1612.There is no part of the track laying more
likely to suffer from carelessness than the spiking. A spike,
to be driven properly, should be started in a really vertical
position. The spikes at the joints, centers, and quarters of the
rail should be driven first. The right-hand rail is usually spiked
first. The gauge is then placed on the fixed rail, and the free
one brought to the gauge and spiked.
The common and slovenly custom of driving spikes at an angle
should not be tolerated. An almost equally pernicious custom is
to drive the spike with the track at loose gauge and then bending
the head so as to give the rails their proper gauge.

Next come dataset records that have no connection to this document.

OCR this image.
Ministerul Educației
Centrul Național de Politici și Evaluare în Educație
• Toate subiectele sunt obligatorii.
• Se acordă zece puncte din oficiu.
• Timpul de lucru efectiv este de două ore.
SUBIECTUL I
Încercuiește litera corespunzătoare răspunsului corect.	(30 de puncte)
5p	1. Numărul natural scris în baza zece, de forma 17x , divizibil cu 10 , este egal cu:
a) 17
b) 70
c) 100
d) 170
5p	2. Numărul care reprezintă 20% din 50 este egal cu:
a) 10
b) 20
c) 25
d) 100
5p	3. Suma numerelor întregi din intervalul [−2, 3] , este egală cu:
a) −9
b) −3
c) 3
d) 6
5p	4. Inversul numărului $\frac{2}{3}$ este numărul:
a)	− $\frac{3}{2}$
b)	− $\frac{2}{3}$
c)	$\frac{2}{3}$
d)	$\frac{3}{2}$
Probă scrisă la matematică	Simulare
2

First see to it that the free rail is brought to the gauge.
Then start the inside spike a little removed from the base of
the rail, the head inclined slightly backwards. Having started
the spike, a good blow will bring it to a vertical position, after
which the blows should be delivered vertically upon the head.
The last blow should slightly draw the head towards the rail base.
Where the gauge is widened on curves, a special gauge should be
provided and the eye not trusted to give the proper increase in
gauge. Spikes should not be driven in the middle of the tie, especially
in severe freezing weather, as they are liable to split it, but
at from 2½ to 3 inches from the outside of the tie, where
the wood is sure to be sound and the grain less open.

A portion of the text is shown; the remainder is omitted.